- 33°01′33.6″N 130°41′9.1″E﻿ / ﻿33.026000°N 130.685861°E
- Type: Kofun
- Periods: Kofun period
- Location: Yamaga, Kumamoto, Japan
- Region: Kyushu

History
- Built: c.6th century

Site notes
- Public access: Yes (no facilities)

= Benkei-ga-ana Kofun =

The Benkei-ga-ana Kofun (弁慶ヶ穴古墳) is a Kofun period burial mound, located in the Kumairi neighborhood of the city of Yamaga, Kumamoto Prefecture Japan. The tumulus was designated a National Historic Site of Japan in 1956.

==Overview==
The Benkei-ga-ana Kofun is located at the western end of the Kumai-ri Plateau, about 1.2 kilometers north of the urban center of Yamaga City, next to the Yamaga City Yahata Elementary School.
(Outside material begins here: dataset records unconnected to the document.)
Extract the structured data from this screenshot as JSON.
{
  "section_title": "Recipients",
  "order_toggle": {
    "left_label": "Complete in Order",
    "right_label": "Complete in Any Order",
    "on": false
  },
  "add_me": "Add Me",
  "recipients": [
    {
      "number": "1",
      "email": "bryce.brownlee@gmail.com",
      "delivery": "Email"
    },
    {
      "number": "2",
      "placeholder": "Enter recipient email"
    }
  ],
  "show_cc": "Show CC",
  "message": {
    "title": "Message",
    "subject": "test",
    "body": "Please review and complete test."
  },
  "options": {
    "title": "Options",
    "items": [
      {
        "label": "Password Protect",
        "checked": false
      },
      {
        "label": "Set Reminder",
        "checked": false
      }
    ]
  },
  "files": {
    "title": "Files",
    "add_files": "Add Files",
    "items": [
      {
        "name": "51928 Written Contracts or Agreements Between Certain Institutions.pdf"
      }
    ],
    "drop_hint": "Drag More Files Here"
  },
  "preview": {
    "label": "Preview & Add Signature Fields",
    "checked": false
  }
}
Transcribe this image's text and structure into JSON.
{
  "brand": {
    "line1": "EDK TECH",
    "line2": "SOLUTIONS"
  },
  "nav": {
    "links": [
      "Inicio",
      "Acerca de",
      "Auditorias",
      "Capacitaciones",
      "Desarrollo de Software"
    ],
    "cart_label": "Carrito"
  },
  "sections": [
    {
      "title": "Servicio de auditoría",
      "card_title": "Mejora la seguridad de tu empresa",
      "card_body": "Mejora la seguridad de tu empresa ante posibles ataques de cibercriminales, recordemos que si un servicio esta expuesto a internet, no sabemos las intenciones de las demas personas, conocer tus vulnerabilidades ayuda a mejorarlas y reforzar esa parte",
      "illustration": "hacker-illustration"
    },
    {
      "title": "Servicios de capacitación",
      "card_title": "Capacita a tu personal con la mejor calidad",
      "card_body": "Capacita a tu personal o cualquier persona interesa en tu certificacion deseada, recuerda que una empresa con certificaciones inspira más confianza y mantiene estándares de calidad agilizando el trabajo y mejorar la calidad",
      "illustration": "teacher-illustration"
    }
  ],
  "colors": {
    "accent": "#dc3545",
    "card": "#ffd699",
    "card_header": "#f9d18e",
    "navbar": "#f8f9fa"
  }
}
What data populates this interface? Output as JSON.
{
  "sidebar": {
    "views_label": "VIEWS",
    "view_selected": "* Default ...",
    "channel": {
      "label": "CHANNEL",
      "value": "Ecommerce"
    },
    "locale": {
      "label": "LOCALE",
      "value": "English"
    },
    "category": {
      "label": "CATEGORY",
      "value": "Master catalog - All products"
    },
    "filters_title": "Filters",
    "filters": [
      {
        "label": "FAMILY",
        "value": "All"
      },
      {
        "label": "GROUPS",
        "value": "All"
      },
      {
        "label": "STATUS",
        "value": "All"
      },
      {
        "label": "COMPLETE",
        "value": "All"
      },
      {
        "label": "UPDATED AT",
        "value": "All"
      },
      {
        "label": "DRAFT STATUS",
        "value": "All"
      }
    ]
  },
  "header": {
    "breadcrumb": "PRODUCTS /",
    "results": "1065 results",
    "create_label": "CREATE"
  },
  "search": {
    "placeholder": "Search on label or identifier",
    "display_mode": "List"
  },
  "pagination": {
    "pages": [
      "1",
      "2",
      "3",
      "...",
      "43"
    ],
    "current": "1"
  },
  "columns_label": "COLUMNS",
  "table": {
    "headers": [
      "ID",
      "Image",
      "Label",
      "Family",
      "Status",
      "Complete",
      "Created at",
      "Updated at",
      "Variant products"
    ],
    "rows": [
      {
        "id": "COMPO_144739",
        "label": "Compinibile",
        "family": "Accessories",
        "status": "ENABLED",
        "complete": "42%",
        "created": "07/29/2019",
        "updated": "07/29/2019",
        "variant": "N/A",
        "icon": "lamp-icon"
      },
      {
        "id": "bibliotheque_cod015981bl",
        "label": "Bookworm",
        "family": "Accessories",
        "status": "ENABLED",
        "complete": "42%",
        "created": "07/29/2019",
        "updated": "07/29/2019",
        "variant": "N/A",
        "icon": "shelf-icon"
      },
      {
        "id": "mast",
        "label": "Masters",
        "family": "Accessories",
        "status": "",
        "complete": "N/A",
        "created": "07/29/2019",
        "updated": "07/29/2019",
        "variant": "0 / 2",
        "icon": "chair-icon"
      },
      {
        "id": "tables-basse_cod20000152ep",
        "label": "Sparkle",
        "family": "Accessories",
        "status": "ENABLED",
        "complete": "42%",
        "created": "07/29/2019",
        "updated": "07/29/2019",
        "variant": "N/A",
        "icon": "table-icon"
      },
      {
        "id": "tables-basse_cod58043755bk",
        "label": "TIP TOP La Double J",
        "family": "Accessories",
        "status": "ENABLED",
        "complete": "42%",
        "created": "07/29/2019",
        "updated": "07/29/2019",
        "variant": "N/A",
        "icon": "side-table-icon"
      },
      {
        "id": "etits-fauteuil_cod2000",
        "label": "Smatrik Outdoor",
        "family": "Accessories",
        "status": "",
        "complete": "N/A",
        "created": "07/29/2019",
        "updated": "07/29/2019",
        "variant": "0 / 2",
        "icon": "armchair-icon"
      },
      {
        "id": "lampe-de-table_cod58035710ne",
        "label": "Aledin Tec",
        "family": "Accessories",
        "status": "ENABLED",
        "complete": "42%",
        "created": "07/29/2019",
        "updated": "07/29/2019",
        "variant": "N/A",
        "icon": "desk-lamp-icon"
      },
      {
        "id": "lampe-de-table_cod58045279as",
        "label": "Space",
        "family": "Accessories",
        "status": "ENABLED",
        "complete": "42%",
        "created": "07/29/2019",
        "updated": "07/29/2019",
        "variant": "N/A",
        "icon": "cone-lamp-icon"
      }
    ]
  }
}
It is thought to be a zenpō-kōen-fun (前方後円墳), which is shaped like a keyhole, having one square end and one circular end, when viewed from above, built at the end of the late Kofun period; however, the anterior part of the tomb facing south west has almost disappeared, leaving only the posterior circular portion with a diameter of 15 meters and a height of 5.7 meters. The stone burial chamber is mad of huge stones of Mount Aso tuff, and consists of a horizontal passageway, an anterior chamber, and a posterior chamber. There is a relief of a human figure at the entrance to the burial chamber, and on the walls of the antechamber are geometric patterns that combine circles, diamonds, and triangles, as well as pictures of five horses and people, a boat with horses, birds, cargo and boats, and equestrian figures. The "cargo" in the boats is believed to be coffins, which has supported a theory that boat burials were practiced in Kofun period Japan, remnants of which has survived in the belief that the afterlife is beyond the sea.

Currently, viewing is strictly limited due to the severe fading of the colors, but a life-size model is on display at the Kumamoto Prefectural Decorated Tomb Museum. Excavated artifacts include tsuba (sword guards), beads, iron arrowheads, and gold rings.